Venezuela’s Electricidad de Caracas — a state-owned electric company — has defaulted on a $650 million bond payment, Wilmington Trust said Friday.
The default comes as the International Swaps and Derivatives Association (ISDA) prepares to decide next Monday whether state-run oil giant Petroleos de Venezuela (PDVSA) experienced a credit event earlier this month.
PDVSA missed a $1.12 billion bond payment on Nov. 2. If ISDA decides that PDVSA did experience a credit event, that could lead bondholders to declare a default, which could trigger an avalanche.
“We expect if holders do declare a default then that could be used to trigger cross default across the whole US$28bn of PDVSA bonds,” Stuart Culverhouse, chief economist at Exotix Capital, said in a note. He noted, however, that bondholders “may simply give the government more time to make the payment, as the intention seems to be there, but coordinating a large group of holders with different incentives could prove challenging.”
President Nicolas Maduro erased any remnants of democracy in late July, stripping political opponents of power and establishing a new legislature filled with his cronies.

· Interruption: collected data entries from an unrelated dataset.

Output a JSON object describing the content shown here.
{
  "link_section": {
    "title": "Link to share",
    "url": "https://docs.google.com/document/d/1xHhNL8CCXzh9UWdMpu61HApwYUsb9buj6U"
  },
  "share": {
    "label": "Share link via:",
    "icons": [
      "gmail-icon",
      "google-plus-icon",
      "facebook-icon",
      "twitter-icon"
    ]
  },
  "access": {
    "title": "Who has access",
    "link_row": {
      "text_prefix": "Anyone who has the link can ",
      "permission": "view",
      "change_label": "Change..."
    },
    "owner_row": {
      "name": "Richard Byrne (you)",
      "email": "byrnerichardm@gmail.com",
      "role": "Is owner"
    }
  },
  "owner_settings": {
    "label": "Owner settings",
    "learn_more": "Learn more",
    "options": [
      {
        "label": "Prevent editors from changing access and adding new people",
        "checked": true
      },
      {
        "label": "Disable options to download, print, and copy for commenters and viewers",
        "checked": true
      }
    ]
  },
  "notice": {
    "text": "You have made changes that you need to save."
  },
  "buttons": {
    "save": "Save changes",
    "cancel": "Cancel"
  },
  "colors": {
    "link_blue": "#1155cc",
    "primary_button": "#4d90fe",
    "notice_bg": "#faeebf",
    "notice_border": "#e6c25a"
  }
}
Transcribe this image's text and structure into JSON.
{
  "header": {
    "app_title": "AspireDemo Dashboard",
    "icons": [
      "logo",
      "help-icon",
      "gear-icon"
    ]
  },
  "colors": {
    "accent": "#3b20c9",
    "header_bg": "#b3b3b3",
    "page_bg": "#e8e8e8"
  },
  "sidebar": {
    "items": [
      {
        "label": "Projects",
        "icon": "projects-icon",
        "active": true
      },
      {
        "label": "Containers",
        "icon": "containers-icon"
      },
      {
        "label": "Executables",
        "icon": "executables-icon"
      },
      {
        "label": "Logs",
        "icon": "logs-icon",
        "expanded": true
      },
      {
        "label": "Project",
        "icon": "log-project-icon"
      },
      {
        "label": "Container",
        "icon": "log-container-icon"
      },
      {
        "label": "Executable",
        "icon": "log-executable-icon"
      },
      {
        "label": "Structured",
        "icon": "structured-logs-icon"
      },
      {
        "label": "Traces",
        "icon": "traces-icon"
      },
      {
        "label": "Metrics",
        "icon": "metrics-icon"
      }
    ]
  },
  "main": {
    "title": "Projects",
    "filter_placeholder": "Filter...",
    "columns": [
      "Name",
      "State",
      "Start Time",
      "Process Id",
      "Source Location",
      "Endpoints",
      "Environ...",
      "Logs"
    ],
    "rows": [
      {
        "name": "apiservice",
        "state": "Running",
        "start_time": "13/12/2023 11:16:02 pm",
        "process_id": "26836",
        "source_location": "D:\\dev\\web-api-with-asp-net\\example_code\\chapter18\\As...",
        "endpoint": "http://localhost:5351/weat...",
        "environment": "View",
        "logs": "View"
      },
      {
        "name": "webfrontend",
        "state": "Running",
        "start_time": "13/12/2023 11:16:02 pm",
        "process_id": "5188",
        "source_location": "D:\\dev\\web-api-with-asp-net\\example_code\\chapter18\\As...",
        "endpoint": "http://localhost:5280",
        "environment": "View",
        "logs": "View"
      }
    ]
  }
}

But Maduro’s cemented regime still faces the same problems it started years ago: An exodus of its educated class combined with mass shortages of food, medicine, money and — most importantly — time.
Shortages of basic medicine and proper medical equipment are common. More than 750 women died during or shortly after childbirth in 2016, a 66% increase from 2015, according to the Venezuelan health ministry.